« Suis-je assuré d’une exploitation paisible ? »

La question est d’importance pour tout dirigeant d’entreprise industrielle, cruciale pour garantir le bien-fondé de ses investissements.

Exploiter une technologie requiert trois préalables : l’existence de la technologie, le savoir-faire nécessaire à sa mise en œuvre, et le droit de la mettre en œuvre.
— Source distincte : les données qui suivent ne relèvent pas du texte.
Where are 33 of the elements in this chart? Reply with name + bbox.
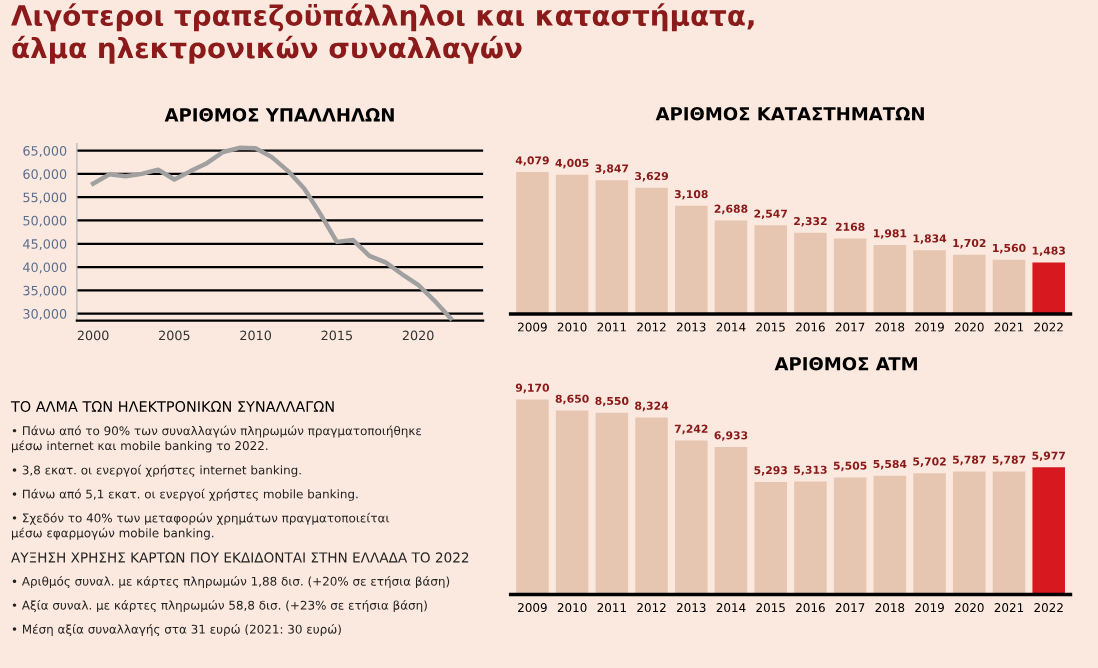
bar: [714, 220, 748, 314]
bar: [714, 447, 748, 595]
bar: [674, 440, 708, 595]
bar: [913, 250, 946, 314]
bar: [833, 477, 867, 595]
bar: [833, 238, 867, 314]
chart-title: ΑΡΙΘΜΟΣ ΥΠΑΛΛΗΛΩΝ: [164, 108, 394, 122]
chart-title: ΑΡΙΘΜΟΣ ATM: [774, 356, 917, 371]
bar: [913, 473, 946, 595]
bar: [635, 187, 668, 314]
bar: [794, 232, 827, 314]
bar: [516, 172, 549, 314]
bar: [873, 245, 907, 314]
bar: [555, 174, 589, 314]
bar: [952, 254, 986, 314]
bar: [873, 475, 907, 595]
bar: [992, 471, 1026, 595]
chart-title: ΑΡΙΘΜΟΣ ΚΑΤΑΣΤΗΜΑΤΩΝ: [655, 106, 924, 121]
bar: [1032, 467, 1065, 595]
bar: [595, 180, 629, 314]
bar: [952, 471, 986, 595]
bar: [794, 481, 827, 595]
bar: [595, 412, 629, 595]
bar: [992, 259, 1026, 314]
bar: [1032, 262, 1065, 314]
bar: [754, 225, 787, 314]
bar: [754, 481, 787, 595]
bar: [516, 399, 549, 595]
line-series: [90, 145, 453, 321]
bar: [674, 205, 708, 314]
bar: [555, 410, 589, 595]
bar: [635, 417, 668, 595]
text: Λιγότεροι τραπεζοϋπάλληλοι και καταστήματα, άλμα ηλεκτρονικών συναλλαγών: [11, 3, 754, 64]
Les brevets étant finalement des « droits d’interdire », ils ne garantissent pas à leur titulaire (ou à ses licenciés) ce « droit de faire » : c’est l’objet de l’étude de la liberté d’exploitation d’en vérifier la réalité.

 

L’ingénieur brevet, acteur clé de l’étude

L’ingénieur brevet va donc, dans un premier temps, recueillir les informations sur les brevets de tiers qui pourraient être bloquants, essentiellement parce qu’ils protègent une technologie amont dont la nôtre découle et en est juridiquement « dépendante », ou parce qu’ils verrouillent une (autre) brique essentielle à la mise en œuvre opérationnelle de notre technologie.

En les décortiquant, il va pouvoir estimer si et dans quelle mesure ces brevets représentent effectivement une gêne, qualifier et peut-être quantifier le risque afférent, et se positionner le cas échéant sur la solution lui paraissant la meilleure pour retrouver la capacité à exploiter : prise de licence, modification de la technologie, solution technique alternative, ou tentative d’annulation du brevet gênant. Ou au pire, préconiser l’abandon le projet…

 

Mais … l’ingénieur brevet ne peut pas tout !

Une erreur couramment observée consiste à considérer que ce travail de l’ingénieur brevet va à lui seul fournir la réponse à notre interrogation. Car quelle que soit son expertise et son professionnalisme, et quelle que soit la précision de cette recherche, ce n’est qu’une moitié de l’analyse qui est ainsi réalisée !

En effet, chaque invention, chaque brique technologique, a une histoire. Elle découle du travail de plusieurs personnes physiques et/ou morales, qui ont collaboré de près ou de loin et sont liés par des accords, formalisés de façon plus ou moins précise ou experte, et parfois même non formalisés : les contrats.

 

Les contrats, causes de limitation de la liberté d’exploitation

Leurs multiples clauses peuvent obérer la liberté d’exploitation, soit du fait d’obligations portées à l’exploitant, soit par des limitations ou restrictions à son action. Une liste à la Prévert, de loin non-exhaustive, citerait la réservation d’un domaine d’application par un partenaire, un droit de préemption, une interdiction de sous-licencier, une autorisation préalable du partenaire, une limitation dans le temps, les droits d’un copropriétaire, une obligation de confidentialité, ou encore une quantité maximale autorisée.

Ajoutons que l’exploitation est également soumise aux règles de la concurrence, lesquelles s’appliquent aussi et paradoxalement à la propriété intellectuelle, et bien sûr à des contraintes administratives nécessitant là encore parfois des autorisations préalables, ou imposant des limitations.

D’autres questions sont à se poser, mais qui feront l’objet d’un article futur, comme celles liées aux inventions de salariés, et … de non-salariés.

 

Et voilà le deuxième membre du binôme !

Ainsi apparaît le deuxième acteur clé de l’étude de liberté d’exploitation : le juriste en propriété intellectuelle !

C’est son expertise qui va, à l’instar du travail fait par son binôme, explorer de façon exhaustive tous les documents contractuels liés de quelque façon que ce soit à l’histoire de cette invention, et impliquant l’exploitant. A noter que si l’exploitant est licencié, les vérifications doivent également être faites auprès du titulaire des droits, concédant de la licence.

Le juriste va lui aussi énoncer les contraintes qu’il a constatées, et là encore, soupeser le risque, et imaginer les solutions pour l’amenuiser.

 

Une étude à deux pôles et deux acteurs

La liberté d’exploitation « résultante » sera la combinaison, l’intersection de celles décrites par les deux analyses, et son élargissement devra impérativement prendre en compte tant les aspects brevets que les aspects contractuels.

Cette étude est donc bicéphale : l’ingénieur brevet et le juriste propriété intellectuelle y forment un binôme indissociable, qui interagit de façon itérative dans cette analyse croisée, et constitue une des clés de voute de la décision d’investissement, en approchant au plus près la réponse à la question du dirigeant : « Suis-je assuré d’une exploitation paisible ? ».